Qn1: Generate train-test data without using EdgeSplitter.train_test_split

Understand that it will be easier to use np.random.choice to generate the negative edges compared to EdgeSplitter.train_test_split. As you have demonstrated, I could generate the following dataframe of negative edges:

import numpy as np
food_ids = food_df.index.to_numpy()
consumer_ids = consumer_df.index.to_numpy()

negative_edges = pd.DataFrame(
    {
        "source": np.random.choice(food_ids, size=100),
        "target": np.random.choice(consumer_ids, size=100),
    }
)

The question is that how do I create a train graph even if I could generate the positive edges and negative edges using numpy array or pandas dataframe (just like how EdgeSplitter.train_test_split could return G_train, edge_ids, edge_labels )?

Qn2: How can I increase the p in edge_splitter_test.train_test_split?

Currently, I am generating the following samples based on p = 0.0009:

Network has 156522 edges of type link
** Sampled 140 positive and 140 negative edges. **

I wanted to increase the p so that I could use more samples to build the model. By using p = 0.009, this caused an error - ValueError: Unable to sample 1408 negative edges. Consider using smaller value for p.

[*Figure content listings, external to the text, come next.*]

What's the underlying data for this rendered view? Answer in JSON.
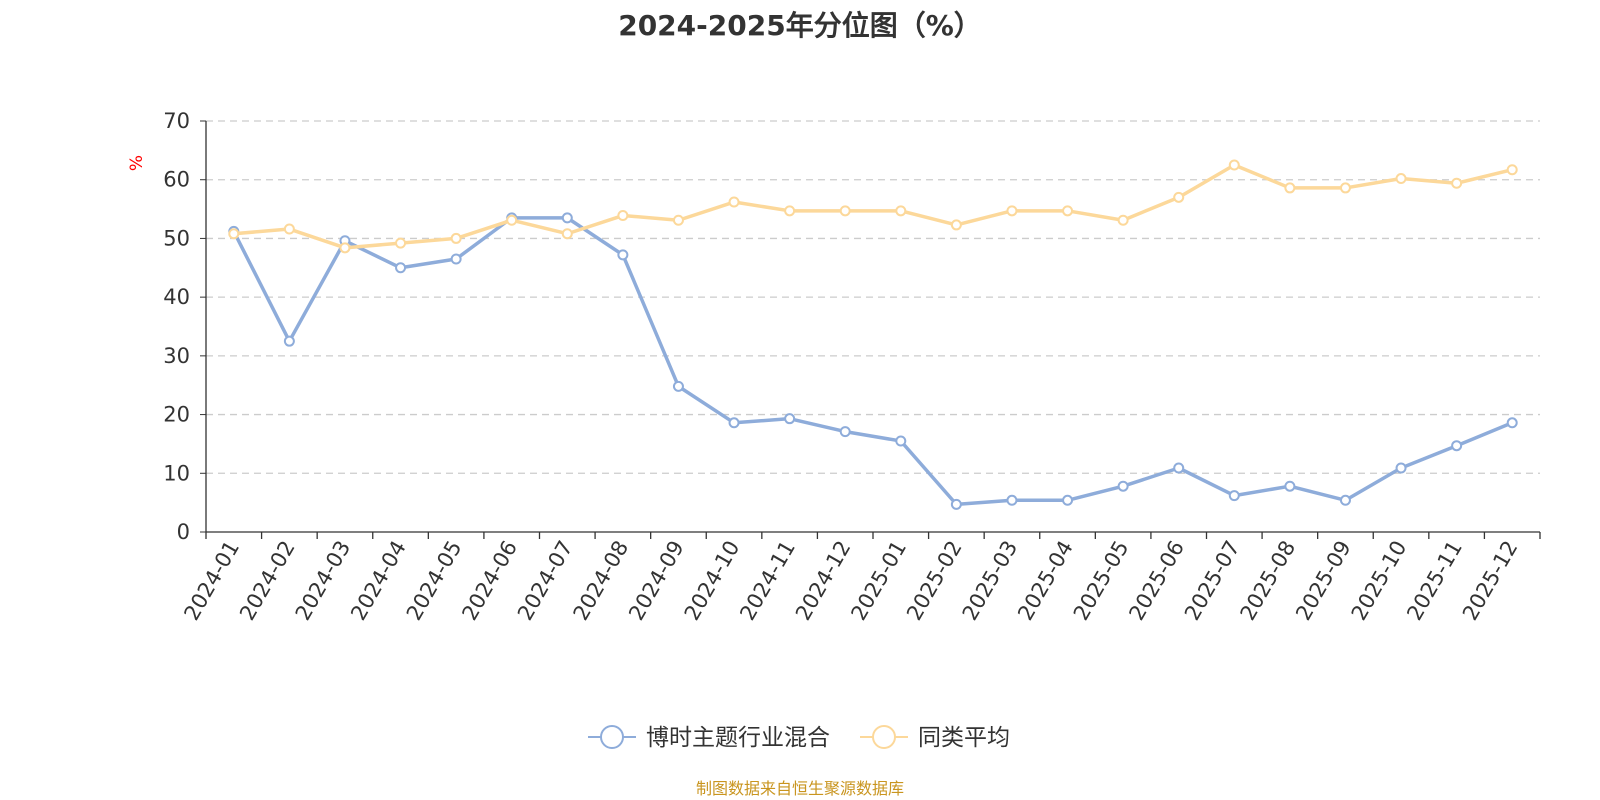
{
  "chart_data": {
    "type": "line",
    "title": "2024-2025年分位图（%）",
    "ylabel": "%",
    "xlabel": "",
    "ylim": [
      0,
      70
    ],
    "yticks": [
      0,
      10,
      20,
      30,
      40,
      50,
      60,
      70
    ],
    "grid": true,
    "legend_position": "bottom-center",
    "categories": [
      "2024-01",
      "2024-02",
      "2024-03",
      "2024-04",
      "2024-05",
      "2024-06",
      "2024-07",
      "2024-08",
      "2024-09",
      "2024-10",
      "2024-11",
      "2024-12",
      "2025-01",
      "2025-02",
      "2025-03",
      "2025-04",
      "2025-05",
      "2025-06",
      "2025-07",
      "2025-08",
      "2025-09",
      "2025-10",
      "2025-11",
      "2025-12"
    ],
    "series": [
      {
        "name": "博时主题行业混合",
        "color": "#8eacda",
        "values": [
          51.2,
          32.5,
          49.6,
          45.0,
          46.5,
          53.5,
          53.5,
          47.2,
          24.8,
          18.6,
          19.3,
          17.1,
          15.5,
          4.7,
          5.4,
          5.4,
          7.8,
          10.9,
          6.2,
          7.8,
          5.4,
          10.9,
          14.7,
          18.6
        ]
      },
      {
        "name": "同类平均",
        "color": "#fcd89a",
        "values": [
          50.8,
          51.6,
          48.4,
          49.2,
          50.0,
          53.1,
          50.8,
          53.9,
          53.1,
          56.2,
          54.7,
          54.7,
          54.7,
          52.3,
          54.7,
          54.7,
          53.1,
          57.0,
          62.5,
          58.6,
          58.6,
          60.2,
          59.4,
          61.7
        ]
      }
    ]
  },
  "axis_label_color": "#ff0000",
  "grid_color": "#cccccc",
  "source_note": "制图数据来自恒生聚源数据库"
}
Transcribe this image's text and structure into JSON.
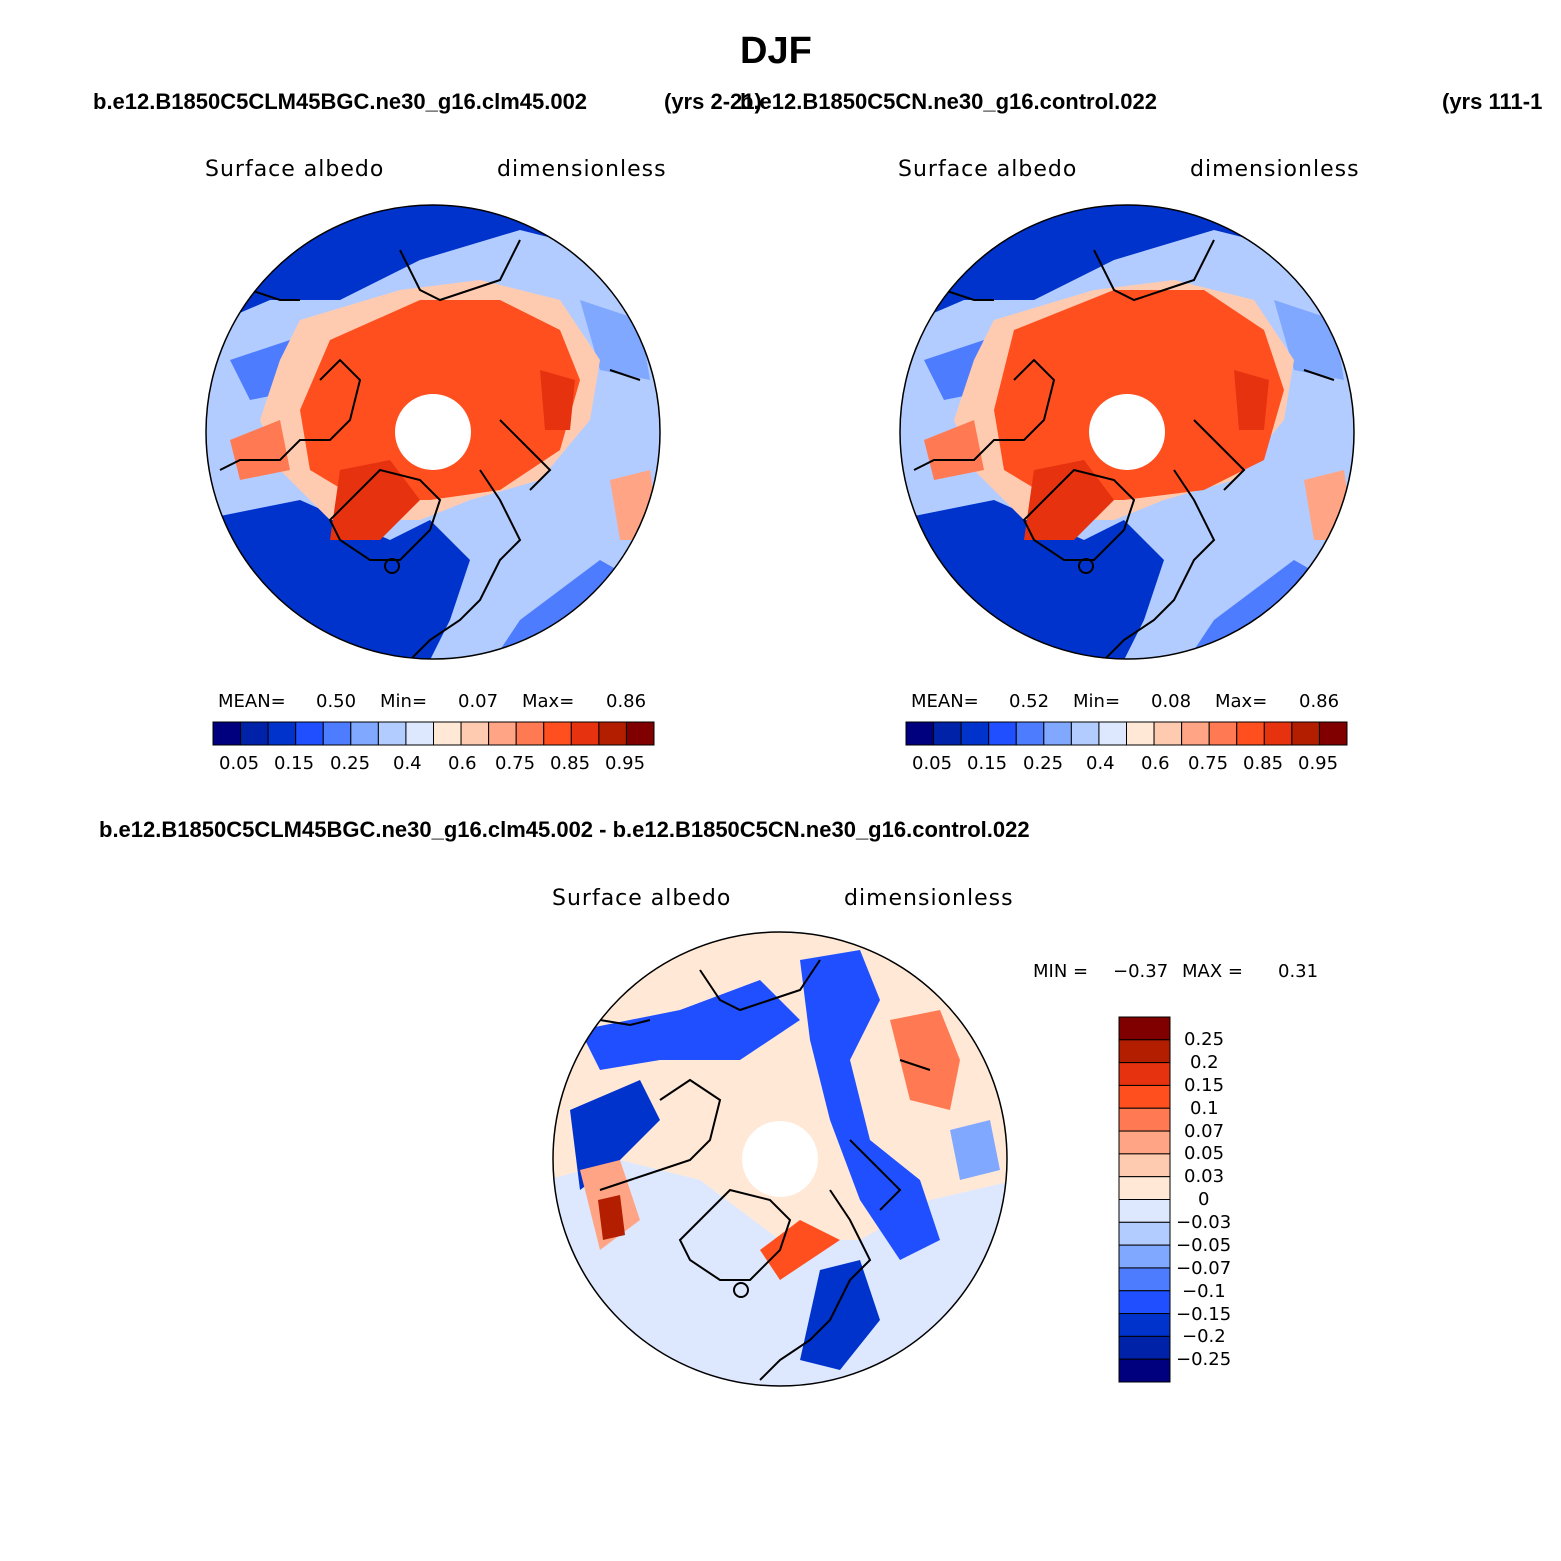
{
  "page": {
    "title": "DJF",
    "case1": "b.e12.B1850C5CLM45BGC.ne30_g16.clm45.002",
    "case1_years": "(yrs 2-21)",
    "case2": "b.e12.B1850C5CN.ne30_g16.control.022",
    "case2_years": "(yrs 111-1",
    "diff_title": "b.e12.B1850C5CLM45BGC.ne30_g16.clm45.002 - b.e12.B1850C5CN.ne30_g16.control.022"
  },
  "panels": [
    {
      "id": "case1",
      "variable": "Surface albedo",
      "units": "dimensionless",
      "mean_label": "MEAN=",
      "mean": "0.50",
      "min_label": "Min=",
      "min": "0.07",
      "max_label": "Max=",
      "max": "0.86"
    },
    {
      "id": "case2",
      "variable": "Surface albedo",
      "units": "dimensionless",
      "mean_label": "MEAN=",
      "mean": "0.52",
      "min_label": "Min=",
      "min": "0.08",
      "max_label": "Max=",
      "max": "0.86"
    },
    {
      "id": "difference",
      "variable": "Surface albedo",
      "units": "dimensionless",
      "min_label": "MIN =",
      "min": "−0.37",
      "max_label": "MAX =",
      "max": "0.31"
    }
  ],
  "colorbar_abs": {
    "colors": [
      "#00007f",
      "#0022a8",
      "#0033cc",
      "#1f4fff",
      "#4d7cff",
      "#80a8ff",
      "#b3ccff",
      "#dde8ff",
      "#ffe8d6",
      "#ffcbb0",
      "#ffa585",
      "#ff7a52",
      "#ff4f1f",
      "#e6320f",
      "#b31e00",
      "#800000"
    ],
    "ticks": [
      "0.05",
      "0.15",
      "0.25",
      "0.4",
      "0.6",
      "0.75",
      "0.85",
      "0.95"
    ]
  },
  "colorbar_diff": {
    "colors": [
      "#00007f",
      "#0022a8",
      "#0033cc",
      "#1f4fff",
      "#4d7cff",
      "#80a8ff",
      "#b3ccff",
      "#dde8ff",
      "#ffe8d6",
      "#ffcbb0",
      "#ffa585",
      "#ff7a52",
      "#ff4f1f",
      "#e6320f",
      "#b31e00",
      "#800000"
    ],
    "ticks": [
      "0.25",
      "0.2",
      "0.15",
      "0.1",
      "0.07",
      "0.05",
      "0.03",
      "0",
      "−0.03",
      "−0.05",
      "−0.07",
      "−0.1",
      "−0.15",
      "−0.2",
      "−0.25"
    ]
  }
}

Could the error be caused by the fact the graph network is sparse?
What is the typical p value to be used for generating samples?

That’d be interesting :smile:

Ah, that’s true. I guess one approach is using EdgeSplitter and do the post-processing to get it right.

Another option would be doing the sampling before creating the graphs. For example, given a DataFrame edges of the source/target links, one can split it up using https://scikit-learn.org/stable/modules/generated/sklearn.model_selection.train_test_split.html and create independent StellarGraphs:

from sklearn import model_selection

graph_edges, positive_edges = model_selection.train_test_split(edges, test_size=10000)

# create the graph with the 146522 "graph edges"
graph = StellarGraph(nodes, graph_edges)

# use the 10000 sampled edges along with random negative edges
negative_edges = ... # random sampling
test_edges = pd.concat([
    positive_edges.assign(label=1), 
    negative_edges.assign(label=0)
])
# test_edges has columns: 'source', 'target' and positive-or-negative 'label'

If you want to do even more model selection or other validation along the lines of https://stellargraph.readthedocs.io/en/stable/demos/link-prediction/node2vec-link-prediction.html#Construct-splits-of-the-input-data , you could use additional train_test_split calls to create appropriate DataFrames.

Does that help?

Hm, being sparse should mean that large p: the limit is the total possible edges (for a bipartite graph like this, this will be num consumers * num foods) minus the number of positive edges. For this graph, that would imply that there’s space for 23.7 million negative edges.

That is to say, I don’t know what’s going on there.

Hi huon,

thanks for the help :slight_smile:

yes the sampling before creating graphs would help especially when I need to create a validation/test dataset for comparing between models - HinSAGE vs other non StellarGraph models.

I guess why p has to be set low is also because there are not many edges that are specifically “consumer -> food” in the network.